Our current load limiting scheme is based on an analogy with TCP/IP. We
have a window, which is adjusted up and down according to an
additive-increase-multiplicative-decrease formula depending on when we
get successes (no timeout, no RejectedOverload) and failures (timeout or
RejectedOverload). And we divide the typical request time by that.

Typically failures are caused by pre-emptive request rejection (since
actual timeouts are a very bad thing), as a result of bandwidth
pre-allocation or other reasons. These are propagated back to the
original request source, so inserts are far more likely to be rejected,
because they visit more nodes. We have a common window for both requests
and inserts; the effect of this is slowing down requests in order to
speed up inserts.

How does this differ from TCP? How may it be sub-optimal?

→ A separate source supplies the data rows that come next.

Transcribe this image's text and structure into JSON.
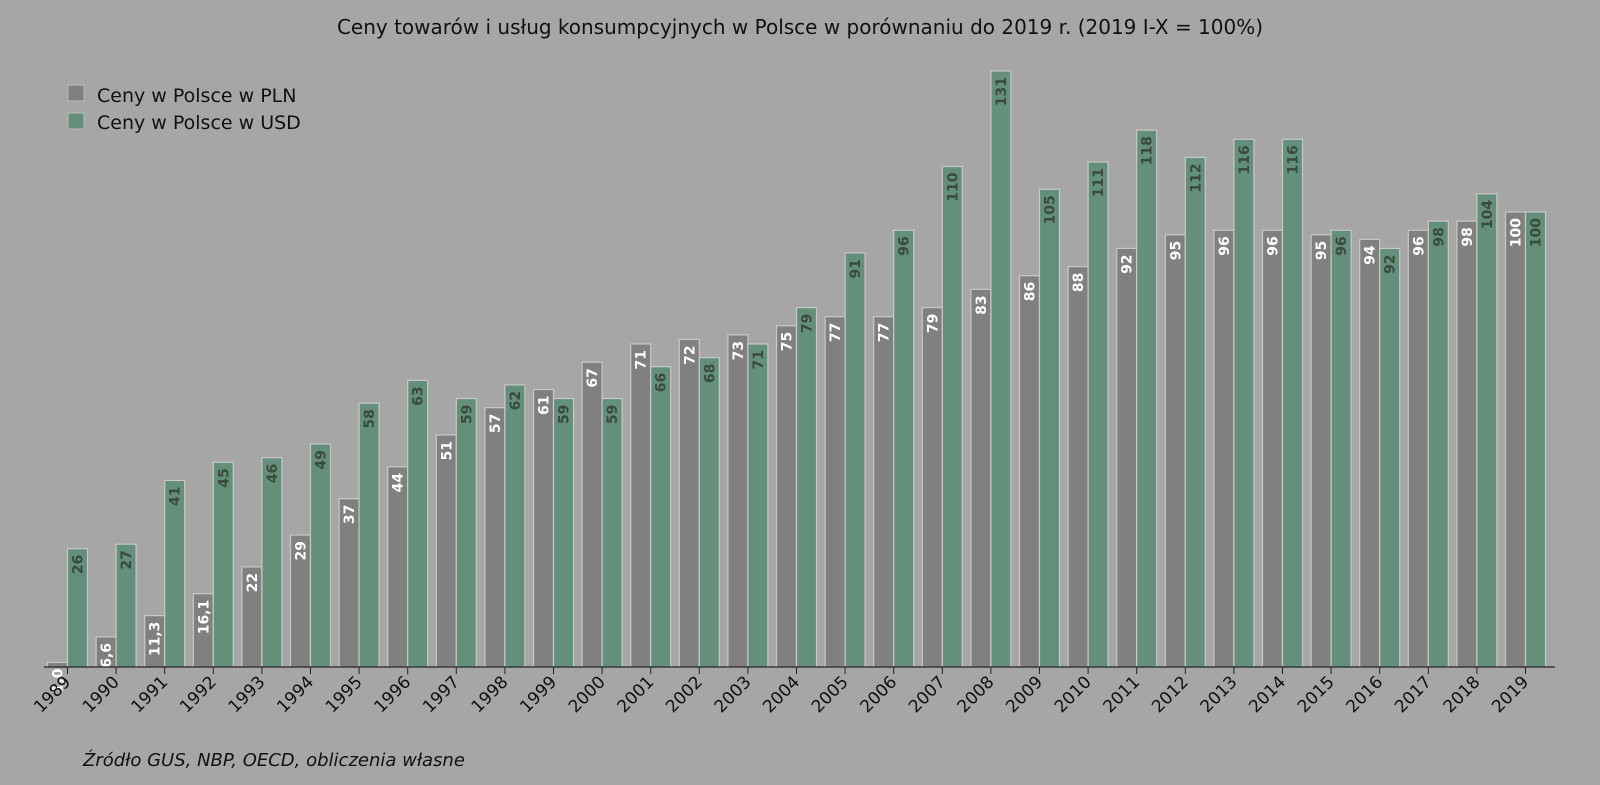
{
  "chart_data": {
    "type": "bar",
    "title": "Ceny towarów i usług konsumpcyjnych w Polsce w porównaniu do 2019 r. (2019 I-X = 100%)",
    "categories": [
      "1989",
      "1990",
      "1991",
      "1992",
      "1993",
      "1994",
      "1995",
      "1996",
      "1997",
      "1998",
      "1999",
      "2000",
      "2001",
      "2002",
      "2003",
      "2004",
      "2005",
      "2006",
      "2007",
      "2008",
      "2009",
      "2010",
      "2011",
      "2012",
      "2013",
      "2014",
      "2015",
      "2016",
      "2017",
      "2018",
      "2019"
    ],
    "series": [
      {
        "name": "Ceny w Polsce w PLN",
        "color": "#808080",
        "label_color": "#ffffff",
        "values": [
          1.0,
          6.6,
          11.3,
          16.1,
          22,
          29,
          37,
          44,
          51,
          57,
          61,
          67,
          71,
          72,
          73,
          75,
          77,
          77,
          79,
          83,
          86,
          88,
          92,
          95,
          96,
          96,
          95,
          94,
          96,
          98,
          100
        ],
        "labels": [
          "1,0",
          "6,6",
          "11,3",
          "16,1",
          "22",
          "29",
          "37",
          "44",
          "51",
          "57",
          "61",
          "67",
          "71",
          "72",
          "73",
          "75",
          "77",
          "77",
          "79",
          "83",
          "86",
          "88",
          "92",
          "95",
          "96",
          "96",
          "95",
          "94",
          "96",
          "98",
          "100"
        ]
      },
      {
        "name": "Ceny w Polsce w USD",
        "color": "#638f7b",
        "label_color": "#3a4a3f",
        "values": [
          26,
          27,
          41,
          45,
          46,
          49,
          58,
          63,
          59,
          62,
          59,
          59,
          66,
          68,
          71,
          79,
          91,
          96,
          110,
          131,
          105,
          111,
          118,
          112,
          116,
          116,
          96,
          92,
          98,
          104,
          100
        ],
        "labels": [
          "26",
          "27",
          "41",
          "45",
          "46",
          "49",
          "58",
          "63",
          "59",
          "62",
          "59",
          "59",
          "66",
          "68",
          "71",
          "79",
          "91",
          "96",
          "110",
          "131",
          "105",
          "111",
          "118",
          "112",
          "116",
          "116",
          "96",
          "92",
          "98",
          "104",
          "100"
        ]
      }
    ],
    "ylim": [
      0,
      131
    ],
    "xlabel": "",
    "ylabel": "",
    "grid": false,
    "legend_position": "top-left"
  },
  "source": "Źródło GUS, NBP, OECD, obliczenia własne"
}
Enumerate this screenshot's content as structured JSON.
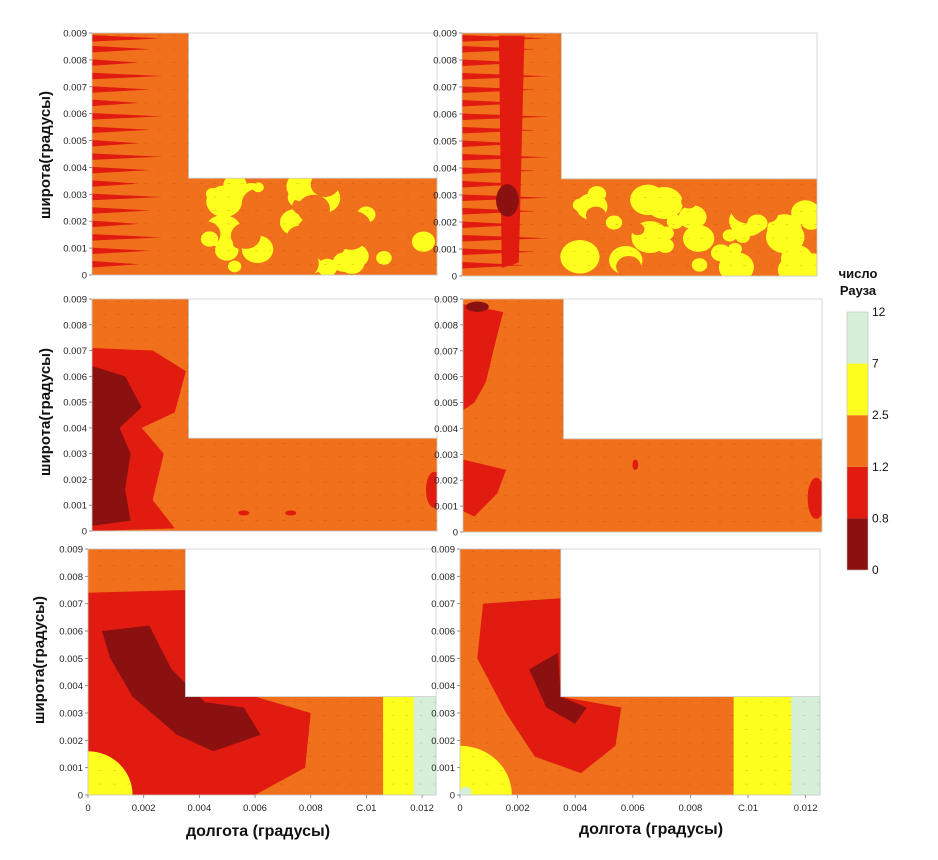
{
  "figure": {
    "y_axis_title": "широта(градусы)",
    "x_axis_title": "долгота (градусы)"
  },
  "colorbar": {
    "title_line1": "число",
    "title_line2": "Рауза",
    "levels": [
      "0",
      "0.8",
      "1.2",
      "2.5",
      "7",
      "12"
    ],
    "bands": [
      {
        "from": "0",
        "to": "0.8",
        "color": "#8b1010"
      },
      {
        "from": "0.8",
        "to": "1.2",
        "color": "#e21b10"
      },
      {
        "from": "1.2",
        "to": "2.5",
        "color": "#f0701c"
      },
      {
        "from": "2.5",
        "to": "7",
        "color": "#ffff1e"
      },
      {
        "from": "7",
        "to": "12",
        "color": "#d6f0d8"
      }
    ]
  },
  "chart_data": {
    "type": "heatmap",
    "grid": "3 rows x 2 columns of L-shaped contour maps",
    "xlim": [
      0,
      0.0125
    ],
    "ylim": [
      0,
      0.009
    ],
    "x_ticks": [
      "0",
      "0.002",
      "0.004",
      "0.006",
      "0.008",
      "0.01",
      "0.012"
    ],
    "y_ticks": [
      "0",
      "0.001",
      "0.002",
      "0.003",
      "0.004",
      "0.005",
      "0.006",
      "0.007",
      "0.008",
      "0.009"
    ],
    "x_tick_labels_shown": [
      "0",
      "0.002",
      "0.004",
      "0.006",
      "0.008",
      "C.01",
      "0.012"
    ],
    "domain_shape": "L-shape: vertical channel x 0-0.0035 for y 0-0.009, horizontal channel y 0-0.0036 for x 0-0.0125",
    "panels": [
      {
        "row": 1,
        "col": 1,
        "dominant_band": "1.2-2.5",
        "notes": "horizontal channel mixed with 2.5-7 patches; red streaks along vertical channel"
      },
      {
        "row": 1,
        "col": 2,
        "dominant_band": "1.2-2.5",
        "notes": "horizontal channel largely 2.5-7; red streaks in vertical channel"
      },
      {
        "row": 2,
        "col": 1,
        "dominant_band": "1.2-2.5",
        "notes": "0-0.8 region along left wall in vertical channel"
      },
      {
        "row": 2,
        "col": 2,
        "dominant_band": "1.2-2.5",
        "notes": "small red patches near left wall"
      },
      {
        "row": 3,
        "col": 1,
        "dominant_band": "0.8-1.2",
        "notes": "dark 0-0.8 wake near corner; 2.5-7 and 7-12 strip at outlet; 2.5-7 near origin"
      },
      {
        "row": 3,
        "col": 2,
        "dominant_band": "1.2-2.5",
        "notes": "0-0.8 wake near inner corner; 2.5-7 zone at outlet; 2.5-7 near origin"
      }
    ]
  }
}
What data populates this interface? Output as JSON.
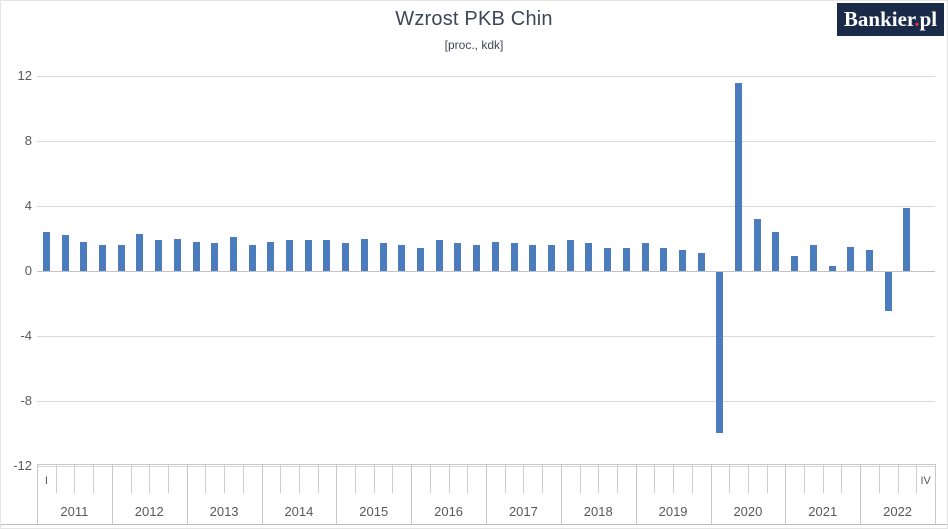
{
  "chart_data": {
    "type": "bar",
    "title": "Wzrost PKB Chin",
    "subtitle": "[proc., kdk]",
    "unit": "proc., kdk",
    "ylim": [
      -12,
      12
    ],
    "yticks": [
      12,
      8,
      4,
      0,
      -4,
      -8,
      -12
    ],
    "grid": true,
    "legend": false,
    "x_axis_quarter_labels": {
      "first": "I",
      "last": "IV"
    },
    "years": [
      {
        "year": "2011",
        "values": [
          2.4,
          2.2,
          1.8,
          1.6
        ]
      },
      {
        "year": "2012",
        "values": [
          1.6,
          2.3,
          1.9,
          2.0
        ]
      },
      {
        "year": "2013",
        "values": [
          1.8,
          1.7,
          2.1,
          1.6
        ]
      },
      {
        "year": "2014",
        "values": [
          1.8,
          1.9,
          1.9,
          1.9
        ]
      },
      {
        "year": "2015",
        "values": [
          1.7,
          2.0,
          1.7,
          1.6
        ]
      },
      {
        "year": "2016",
        "values": [
          1.4,
          1.9,
          1.7,
          1.6
        ]
      },
      {
        "year": "2017",
        "values": [
          1.8,
          1.7,
          1.6,
          1.6
        ]
      },
      {
        "year": "2018",
        "values": [
          1.9,
          1.7,
          1.4,
          1.4
        ]
      },
      {
        "year": "2019",
        "values": [
          1.7,
          1.4,
          1.3,
          1.1
        ]
      },
      {
        "year": "2020",
        "values": [
          -9.9,
          11.6,
          3.2,
          2.4
        ]
      },
      {
        "year": "2021",
        "values": [
          0.9,
          1.6,
          0.3,
          1.5
        ]
      },
      {
        "year": "2022",
        "values": [
          1.3,
          -2.4,
          3.9,
          null
        ]
      }
    ]
  },
  "logo": {
    "brand": "Bankier",
    "dot": ".",
    "tld": "pl",
    "bg_color": "#1a2b4a",
    "dot_color": "#e8333f"
  },
  "colors": {
    "bar": "#4a7cbe",
    "gridline": "#d9d9d9",
    "zero_line": "#c2c2c2",
    "tick": "#cfcfcf",
    "separator": "#c9c9c9",
    "axis_text": "#595959",
    "title_text": "#3e4656"
  }
}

1. Modelling the entire network as one connection. TCP models one route
across a large network. Whereas we are modelling a large number of
requests which will go to nodes all over the network.
2. Propagation, and inserts vs requests: Failures are propagated back
along the chain. At each node that an insert or request visits, there is
an opportunity for it to be pre-emptively rejected. This is reasonably
close to TCP: At each router, a packet may be dumped. However, dumping a
packet on TCP/IP is quite rare, and almost entirely results from there
simply being too many packets on the pipe. Is this the dominant cause of
failure on freenet? I think so (rejection due to bandwidth
preallocation). I'm not sure. Some are caused by nodes which are
seriously overloaded on e.g. CPU. Also in TCP, packets are actually
dropped, rather than being rerouted, as they are usually in Freenet. If
they were not rerouted, inserts would never get anywhere. The only way to
"bridge the gap" between inserts and requests further would be to throttle
on a local level rather than a sender level; but then load is not
propagated back to sender, which is a basic requirement to manage load. We
can have the best of both worlds with token passing...

Anyway, what we can do:
- Multiply the request throttle window by the number of connected peers!

The number of connected peers is the number of routes that a request can
take, at least at the requester's end. So this seems to make sense.

Maybe we should try this. (Probably after xmas).